# NGD Ibanez RGA7



## Kawrn (Feb 1, 2010)

Hi,

got this RGA7, impulse buy when I saw the 2010 new models, wanted to try one.
Spotted one in Europe and bought it.

Comes in cardbox with instruction manual (covers all models range), a crappy jack cable and complete set of Allen keys, completly useless as they are not of the good sizes (none out of 4) !

First the pics:







































So what do I think about it ?

The finish is good, made in Indonesia. The fretting is ok, usual slim neck profile, sexy arched top body.
Of course at this price you don't get the best quality woods around.

In hands the feeling is rather solid, but not very heavy. Not honduran mahogany. Comfortable.

Unplugged nothing to rave about, low entry woods, lacks some presence, more on the dark side.

Plugged it has a strong sound with gain though would like to have more brilliance and dynamics, the pups do what they can I suppose, definition ok and pleasant tones.
Think Korn.
The cleans sound average, especially on muddy neck, amp eq needed to gain some clarity. Better on the bridge but lacks some fat and character. Not PAF like.


The switch is great, gives 2 tonal options, I prefer it down ,more cut with gain. Put black plastic tube around cause sharp feeling on fingers, that's serious modding !

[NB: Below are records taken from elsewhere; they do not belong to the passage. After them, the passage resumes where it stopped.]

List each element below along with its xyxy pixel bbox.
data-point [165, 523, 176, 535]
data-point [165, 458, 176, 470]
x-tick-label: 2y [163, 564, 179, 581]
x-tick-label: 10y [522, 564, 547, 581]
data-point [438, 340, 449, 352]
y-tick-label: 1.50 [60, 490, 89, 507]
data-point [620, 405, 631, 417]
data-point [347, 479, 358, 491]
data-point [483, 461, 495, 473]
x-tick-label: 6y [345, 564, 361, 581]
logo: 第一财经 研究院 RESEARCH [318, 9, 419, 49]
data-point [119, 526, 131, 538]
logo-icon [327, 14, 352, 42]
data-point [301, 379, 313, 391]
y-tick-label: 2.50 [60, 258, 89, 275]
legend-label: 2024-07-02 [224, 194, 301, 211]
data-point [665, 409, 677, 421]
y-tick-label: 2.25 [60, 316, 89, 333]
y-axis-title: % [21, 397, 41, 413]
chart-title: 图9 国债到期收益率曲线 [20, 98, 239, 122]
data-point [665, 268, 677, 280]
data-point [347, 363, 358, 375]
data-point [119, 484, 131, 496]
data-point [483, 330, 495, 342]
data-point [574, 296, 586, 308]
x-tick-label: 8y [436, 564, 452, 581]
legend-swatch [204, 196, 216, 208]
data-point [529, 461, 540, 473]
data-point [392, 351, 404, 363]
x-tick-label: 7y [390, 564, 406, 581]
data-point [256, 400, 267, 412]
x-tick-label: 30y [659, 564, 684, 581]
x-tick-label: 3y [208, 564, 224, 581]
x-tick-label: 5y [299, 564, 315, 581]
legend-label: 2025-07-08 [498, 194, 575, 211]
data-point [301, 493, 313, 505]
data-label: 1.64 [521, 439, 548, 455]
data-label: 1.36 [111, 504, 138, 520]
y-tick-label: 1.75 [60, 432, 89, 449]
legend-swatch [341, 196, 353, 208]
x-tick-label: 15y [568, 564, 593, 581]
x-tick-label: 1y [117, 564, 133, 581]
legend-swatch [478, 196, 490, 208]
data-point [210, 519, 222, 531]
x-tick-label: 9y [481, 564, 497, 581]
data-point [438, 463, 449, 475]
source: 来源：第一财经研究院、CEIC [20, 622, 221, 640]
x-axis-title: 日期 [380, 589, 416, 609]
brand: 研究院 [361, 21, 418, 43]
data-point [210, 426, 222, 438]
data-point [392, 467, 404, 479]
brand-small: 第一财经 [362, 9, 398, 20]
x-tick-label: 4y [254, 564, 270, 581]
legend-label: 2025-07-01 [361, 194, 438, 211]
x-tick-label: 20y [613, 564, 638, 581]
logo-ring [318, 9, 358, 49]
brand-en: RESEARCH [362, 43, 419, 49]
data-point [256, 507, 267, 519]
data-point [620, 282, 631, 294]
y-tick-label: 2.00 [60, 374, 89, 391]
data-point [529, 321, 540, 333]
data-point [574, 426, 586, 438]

Easy to play, even with original D'Addario strings ( gauge 10/54 according to manual ?) lowered to A it delivers though stronger gauge needed. I'm pleasantly surprised by the good definition on bass side even with floppy A string.

The battery consists of 2 AA at 3V total, strange, I wonder if you can easily swap EMG or Blackouts ? the wiring looks rather complicate to me with the switch.
Truss rod access is a smart idea.

On the bad things I would mention the nut material, made of an average plastic, maybe cause of the lack of presence, dampening the strings ? found the same on other Indonesian Ibanez I had ( Apex 2, RGR321ex). Would like to know if you can find easily a replacement nut 7 of better quality ?

Overall it's a good guitar, nicely crafted, great for heavy riffing. 
Similar quality than the Apex 2, yet I prefer the RGA7 pups even if not perfect.
A serious contender.


Thanks for reading.


----------



## splinter8451 (Feb 1, 2010)

Sweet man I didn't know they had binding. I like it, that bridge looks tasty


----------



## Elysian (Feb 1, 2010)

I hope some day someone has the balls enough to strip the finish off one of these. I find it so silly they only come in black... Looks great, don't get me wrong, but I wish they had some natural options. Good score though.


----------



## Scar Symmetry (Feb 1, 2010)

Looks really cool 

2AAA though? Oh dear.


----------



## Gamba (Feb 1, 2010)

Scar Symmetry said:


> Looks really cool
> 
> 2AAA though? Oh dear.


the same here, I wwas like


----------



## Elysian (Feb 1, 2010)

Scar Symmetry said:


> Looks really cool
> 
> 2AAA though? Oh dear.


Those are AA's


----------



## BLACKFOX86 (Feb 1, 2010)

Sweet!


----------



## conorreich (Feb 1, 2010)

woahh i think this is the first ibby 7 ive seen that ive like. does anyone know how much these will cost in the us when released?


----------



## Scar Symmetry (Feb 1, 2010)

Elysian said:


> Those are AA's



That's what I meant 

I'm too tired to be on the interwebz right now.


----------



## blister7321 (Feb 1, 2010)

i love the new ibanez lineup 
hows the weight,and how do the pups sound


----------



## guitar4tw (Feb 1, 2010)

Looks awesome! Congrats.


----------



## Scar Symmetry (Feb 1, 2010)

blister7321 said:


> i love the new ibanez lineup
> hows the weight,and how do the pups sound



Pro tip: reading the original post so that you don't ask questions that have already been answered makes you look not stupid


----------



## awesomeaustin (Feb 1, 2010)

conorreich said:


> woahh i think this is the first ibby 7 ive seen that ive like. does anyone know how much these will cost in the us when released?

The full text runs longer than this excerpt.